After a shaft alignment check, if it’s out of tolerance, some maintenance personnel will skip the pre-alignment checks and proceed directly to correcting the vertical and horizontal misalignment. Frustration begins to set in as the alignment results go back and forth and seem inconsistent. The laser shaft alignment instrument says to add 20 mils to the front feet and 50 mils to the rear feet.  So they do. The hold down bolts get tightened. The new alignment results are again confusing, as now they show to remove shims and the frustration level gets higher!

Sound familiar?  What should you do?

Stop, take a breath, back-up and take a look at the big picture. First and foremost, when reusing the existing shims you need to evaluate those shims and make a note of the total amount of shims under each foot of the movable machine.

We advise our clients to clean under the motor feet and consolidate shim piles with no more than 5 shims under a given foot. While that may seem like a waste of time, it will actually speed up the alignment process.  Knowledgeable aligners who do this regularly and mic each shim pile, consolidate and replace it with clean, new shims.   And that is a good thing!  But that’s only half of the picture.

shim stack

We think it is also important to know and document the total shim count under each foot.  This is the shim count we found during a recent training session under the feet of a 25 HP motor. Can you imagine the problems that would occur if the shims were replaced individually without comparing and seeing the big picture?

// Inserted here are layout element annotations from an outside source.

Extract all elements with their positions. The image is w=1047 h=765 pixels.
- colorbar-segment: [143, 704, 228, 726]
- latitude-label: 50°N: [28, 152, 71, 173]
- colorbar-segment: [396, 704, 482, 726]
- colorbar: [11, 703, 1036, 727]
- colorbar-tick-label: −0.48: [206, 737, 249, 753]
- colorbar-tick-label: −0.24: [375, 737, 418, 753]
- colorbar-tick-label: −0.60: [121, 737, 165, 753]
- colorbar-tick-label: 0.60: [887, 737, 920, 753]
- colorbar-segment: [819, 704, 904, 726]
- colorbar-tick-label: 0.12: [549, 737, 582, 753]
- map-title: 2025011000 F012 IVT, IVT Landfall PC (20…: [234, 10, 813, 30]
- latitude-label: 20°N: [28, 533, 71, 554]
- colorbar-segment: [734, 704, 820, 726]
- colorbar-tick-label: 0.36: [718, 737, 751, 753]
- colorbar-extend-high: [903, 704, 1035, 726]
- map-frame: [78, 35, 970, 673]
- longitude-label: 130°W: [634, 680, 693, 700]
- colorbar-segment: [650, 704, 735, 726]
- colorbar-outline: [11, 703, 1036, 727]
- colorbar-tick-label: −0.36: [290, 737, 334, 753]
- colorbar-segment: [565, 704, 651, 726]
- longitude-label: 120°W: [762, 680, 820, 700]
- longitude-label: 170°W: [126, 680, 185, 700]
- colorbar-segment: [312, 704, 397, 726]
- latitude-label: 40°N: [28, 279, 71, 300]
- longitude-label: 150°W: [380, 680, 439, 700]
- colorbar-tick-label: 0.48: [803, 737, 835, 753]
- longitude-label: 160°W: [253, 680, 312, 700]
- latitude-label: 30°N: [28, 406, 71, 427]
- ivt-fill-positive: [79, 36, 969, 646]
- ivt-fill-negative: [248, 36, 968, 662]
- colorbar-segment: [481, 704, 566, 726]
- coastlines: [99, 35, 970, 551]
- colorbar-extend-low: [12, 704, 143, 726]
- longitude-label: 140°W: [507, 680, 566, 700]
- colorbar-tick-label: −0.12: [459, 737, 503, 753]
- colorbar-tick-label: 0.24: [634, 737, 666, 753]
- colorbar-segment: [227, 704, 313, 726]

What would you do in this situation?

2 intial shim count

Check back for part 2 of the story.

About the Author

James Pekarek joined VibrAlign in 2013. He has 18 years of experience in machine installation, electrical systems, maintenance and service management.

James began his career in the automation industry installing and maintaining various types of machinery and performing technical training to customers in the semiconductor industry. He spent 3 years with Cummins Industrial Power Generation as Service Manager. James also spent 3 1/2 years as lead Electrical Instructor at a vocational college serving the Wind Industry. While there, he gained his NFPA 70E certification as well as NEC 1910. James is also a certified Electrical Safety Instructor.

During his technical instruction career, James was introduced to VibrAlign and many of the products. He was impressed by the company philosophy and values and decided to pursue a career as a technical instructor with us.

James and his family live in Vancouver, Washington. He enjoys the outdoors, family time and building cars.

3 responses to “Why do people struggle with alignment? Part 1”

  1. paljoy says:

    Just by looking at the shims you are going to build in a angular soft foot. should only be .007″ from front foot to back foot at a 10″ span between feet with a 1800 rpm motor. Also looks like soft foot was over corrected and shims were added to re correct the problem. I would suggest starting over. If soft foot is that large have motor feet machined flat.

  2. […] my previous blog entry “Why do people struggle with alignment? Part 1”, we discussed the importance of not only micing, cleaning, and consolidating shims but also noting […]

  3. RonO says:

    I would agree that there is a softfoot problem. However, the problem could be with the base, the motor or a combination of both. I would start over focusing on all the preliminary aspects: base, shaft runout, pipe strain, check the motor feet, mechanical looseness, shims, housekeeping, etc. Then I would check softfoot.